Much of the advice and guidance concerning the quality of pharmaceutical products provided by WHO publications is addressed primarily to drug regulators. It is recognized, however, that many different organizations and individuals are concerned with one or more aspects of the supply of pharmaceutical products and therefore need to understand the concept of quality assurance and its application to pharmaceutical supply systems. The Committee therefore recommended that WHO should consider preparing guidelines for use by organizations and individuals involved in the supply or receipt of purchased or donated pharmaceutical products.

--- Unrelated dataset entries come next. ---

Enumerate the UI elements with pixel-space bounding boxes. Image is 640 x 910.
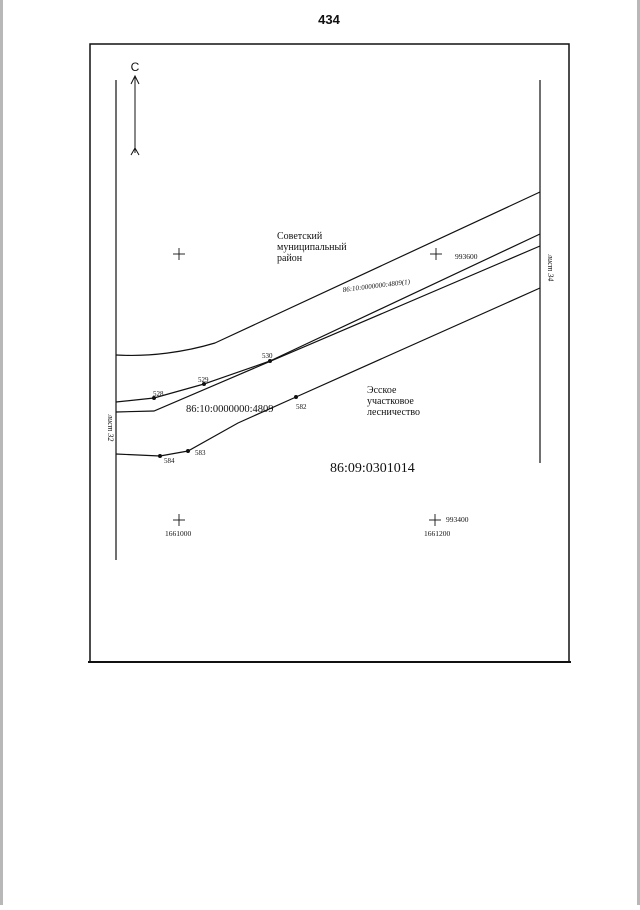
district-label-line-3: район (277, 253, 303, 264)
road-boundary-south (116, 288, 540, 456)
road-boundary-inner (116, 246, 540, 412)
map-frame (90, 44, 569, 662)
forestry-label-line-3: лесничество (367, 407, 420, 418)
point-label-583: 583 (195, 449, 206, 457)
grid-crosses (173, 248, 442, 526)
grid-cross-bottom-right (429, 514, 441, 526)
point-label-582: 582 (296, 403, 307, 411)
parcel-road-label: 86:10:0000000:4809 (186, 404, 274, 415)
forestry-label (367, 385, 420, 418)
sheet-label-right: лист 34 (546, 254, 555, 282)
survey-point-582 (294, 395, 298, 399)
parcel-main-label: 86:09:0301014 (330, 461, 415, 476)
grid-cross-bottom-left (173, 514, 185, 526)
point-label-584: 584 (164, 457, 175, 465)
point-label-530: 530 (262, 352, 273, 360)
point-label-528: 528 (153, 390, 164, 398)
forestry-label-line-1: Эсское (367, 385, 397, 396)
survey-point-583 (186, 449, 190, 453)
coord-label-y-bottom: 993400 (446, 515, 469, 524)
district-label-line-1: Советский (277, 231, 323, 242)
survey-point-584 (158, 454, 162, 458)
grid-cross-top-left (173, 248, 185, 260)
coord-label-x-right: 1661200 (424, 529, 451, 538)
north-label: С (130, 60, 140, 74)
district-label (277, 231, 347, 264)
coord-label-y-top: 993600 (455, 252, 478, 261)
page-number: 434 (318, 12, 340, 27)
forestry-label-line-2: участковое (367, 396, 414, 407)
district-label-line-2: муниципальный (277, 242, 347, 253)
coord-label-x-left: 1661000 (165, 529, 192, 538)
sheet-label-left: лист 32 (106, 414, 115, 442)
scan-edge-left (0, 0, 3, 905)
point-label-529: 529 (198, 376, 209, 384)
north-arrow (131, 60, 140, 155)
grid-cross-top-right (430, 248, 442, 260)
parcel-road-1-label: 86:10:0000000:4809(1) (342, 277, 411, 294)
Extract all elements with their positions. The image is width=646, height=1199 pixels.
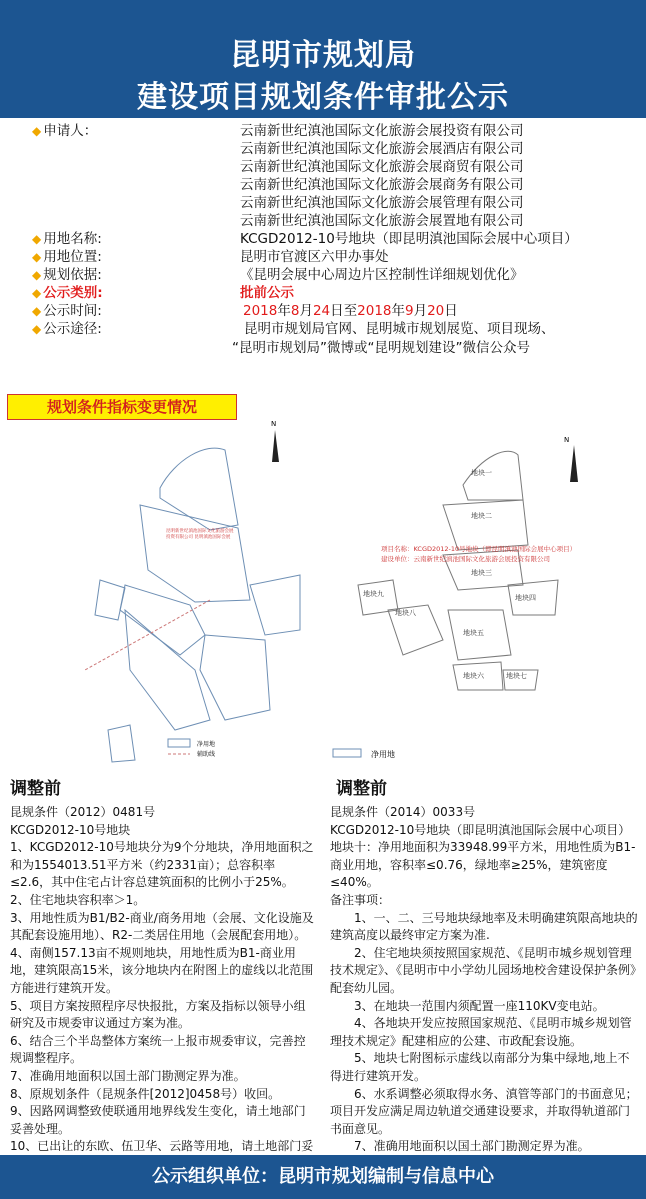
applicant-2: 云南新世纪滇池国际文化旅游会展酒店有限公司 bbox=[240, 141, 524, 157]
map-after bbox=[323, 370, 646, 778]
map-before-plot-outline bbox=[95, 580, 125, 620]
diamond-icon: ◆ bbox=[32, 304, 42, 318]
map-before-guide-line bbox=[85, 600, 210, 670]
before-line: 3、用地性质为B1/B2-商业/商务用地（会展、文化设施及其配套设施用地）、R2-二类居住用地（会展配套用地）。 bbox=[10, 910, 314, 943]
time-start-month: 8 bbox=[290, 303, 300, 319]
plot-label-1: 地块一 bbox=[471, 469, 492, 477]
time-end-day: 20 bbox=[427, 303, 445, 319]
diamond-icon: ◆ bbox=[32, 250, 42, 264]
header-banner bbox=[0, 0, 646, 118]
before-line: 1、KCGD2012-10号地块分为9个分地块，净用地面积之和为1554013.51平方米（约2331亩）；总容积率≤2.6，其中住宅占计容总建筑面积的比例小于25%。 bbox=[10, 840, 314, 890]
map-before-note-1: 昆明新世纪滇池国际文化旅游会展 bbox=[166, 529, 234, 534]
footer-banner: 公示组织单位：昆明市规划编制与信息中心 bbox=[0, 1155, 646, 1199]
diamond-icon: ◆ bbox=[32, 286, 42, 300]
category-label: 公示类别: bbox=[43, 285, 103, 301]
before-line: 9、因路网调整致使联通用地界线发生变化，请土地部门妥善处理。 bbox=[10, 1104, 306, 1136]
applicant-label: 申请人： bbox=[43, 123, 98, 139]
time-start-day: 24 bbox=[312, 303, 331, 319]
map-after-note-1: 项目名称：KCGD2012-10号地块（即昆明滇池国际会展中心项目） bbox=[381, 545, 577, 553]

In this context, the Committee took note of guidelines for donors and recipients of pharmaceutical products and guidelines on drug procurement practice prepared respectively by the Christian Medical Commission of the World Council of Churches and the International Pharmaceutical Federation (8,9). These helpful documents, together with others such as the WHO document listing requirements for an emergency health kit (10), could be taken into account in developing authoritative guidance. Appropriate United Nations agencies and nongovernmental organizations should be consulted with the aim of harmonizing policies, for example on the donation of pharmaceutical products.
Within the same general context the Committee endorsed the Secretariat’s proposal to develop guidelines on import procedures for pharmaceutical products. Such guidelines would be prepared in consultation with the Customs Co-operation Council, the International Narcotics Control Board and other relevant bodies. It was recognized that the point of entry of products into a country was a key step in the distribution chain. Guidance in this area would complement initiatives such as the joint WHO/UNICEF study referred to in section 8.1.